SAN FRANCISCO (CBS/AP) — The parent company of California’s largest utility said Friday it is assessing its finances and structure in its effort to confront a growing liability threat from wildfires blamed on the company.

Pacific Gas & Electric Corp. could face billions of dollars in potential liability involving massive wildfires in California — some of which have already been linked to equipment operated by the company.

Citing “people familiar with the matter,” Reuters reported PG&E was also considering filing for bankruptcy protection for some or all of its businesses.

News of the possibly bankruptcy filing sent shares of PG&E plummeting in after-hours trading on Friday.

PG&E announced the assessment of its finances in a news release that did not elaborate on any potential plans.

However, the company said its board of directors is looking for new members and engaging outside experts for advice on wildfire safety.

“We want to tap fresh perspectives and additional expertise to help address the changing nature of PG&E’s business and the challenges it faces now and in the future,” the board said in a statement.

National Public Radio , citing an anonymous company official and a former employee, reported that PG&E is exploring selling off its natural gas division — a major part of the company — to set up a fund for potential wildfire claims.

It is also looking into selling real estate assets, including its San Francisco headquarters, NPR reported.

State senator Jerry Hill was mostly positive about the prospects of a breakup.

“Spinning off their gas and electric systems, they will become a size they can manage.
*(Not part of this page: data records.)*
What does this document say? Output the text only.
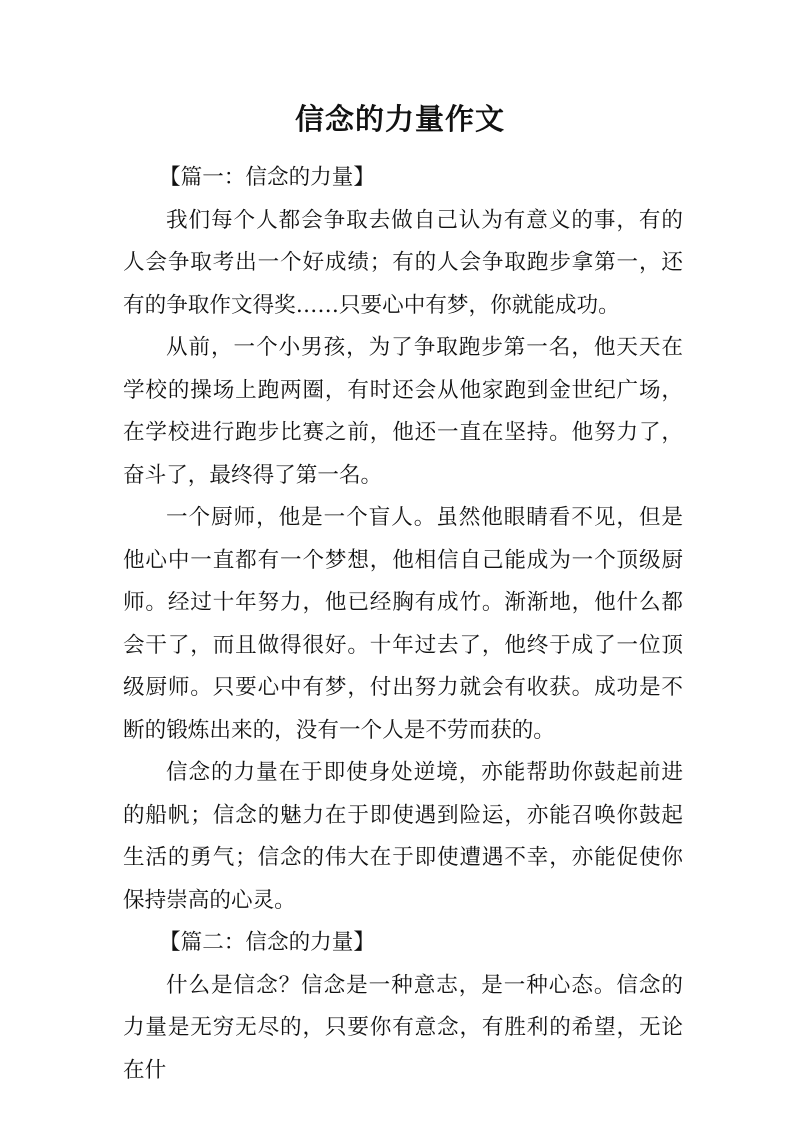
信念的力量作文

【篇一：信念的力量】

我们每个人都会争取去做自己认为有意义的事，有的人会争取考出一个好成绩；有的人会争取跑步拿第一，还有的争取作文得奖……只要心中有梦，你就能成功。

从前，一个小男孩，为了争取跑步第一名，他天天在学校的操场上跑两圈，有时还会从他家跑到金世纪广场，在学校进行跑步比赛之前，他还一直在坚持。他努力了，奋斗了，最终得了第一名。

一个厨师，他是一个盲人。虽然他眼睛看不见，但是他心中一直都有一个梦想，他相信自己能成为一个顶级厨师。经过十年努力，他已经胸有成竹。渐渐地，他什么都会干了，而且做得很好。十年过去了，他终于成了一位顶级厨师。只要心中有梦，付出努力就会有收获。成功是不断的锻炼出来的，没有一个人是不劳而获的。

信念的力量在于即使身处逆境，亦能帮助你鼓起前进的船帆；信念的魅力在于即使遇到险运，亦能召唤你鼓起生活的勇气；信念的伟大在于即使遭遇不幸，亦能促使你保持崇高的心灵。

【篇二：信念的力量】

什么是信念？信念是一种意志，是一种心态。信念的力量是无穷无尽的，只要你有意念，有胜利的希望，无论在什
I think what we’ve seen over the last few years is they’ve become too big to succeed,” Hill told KPIX 5’s Andria Borba.

The utility is facing numerous lawsuits involving wildfire losses and scrutiny of its power line safety by a U.S. judge overseeing a separate criminal case against it.

State fire investigators blamed the utility’s power lines for causing several wildfires in October 2017.

Investigators have not determined the cause of a massive wildfire that destroyed the town of Paradise in November. PG&E reported an outage around the time and place that the fire ignited.

The fire killed at least 86 people and was the deadliest in California history.

Millbrae attorney Amanda Riddle represents more than 700 Camp Fire victims who lost homes. She says bankruptcy only harms those folks even more — likely leaving many without enough money to rebuild.

“The victims would be compensated nowhere near what they should be entitled to in a court of law,” Riddle said.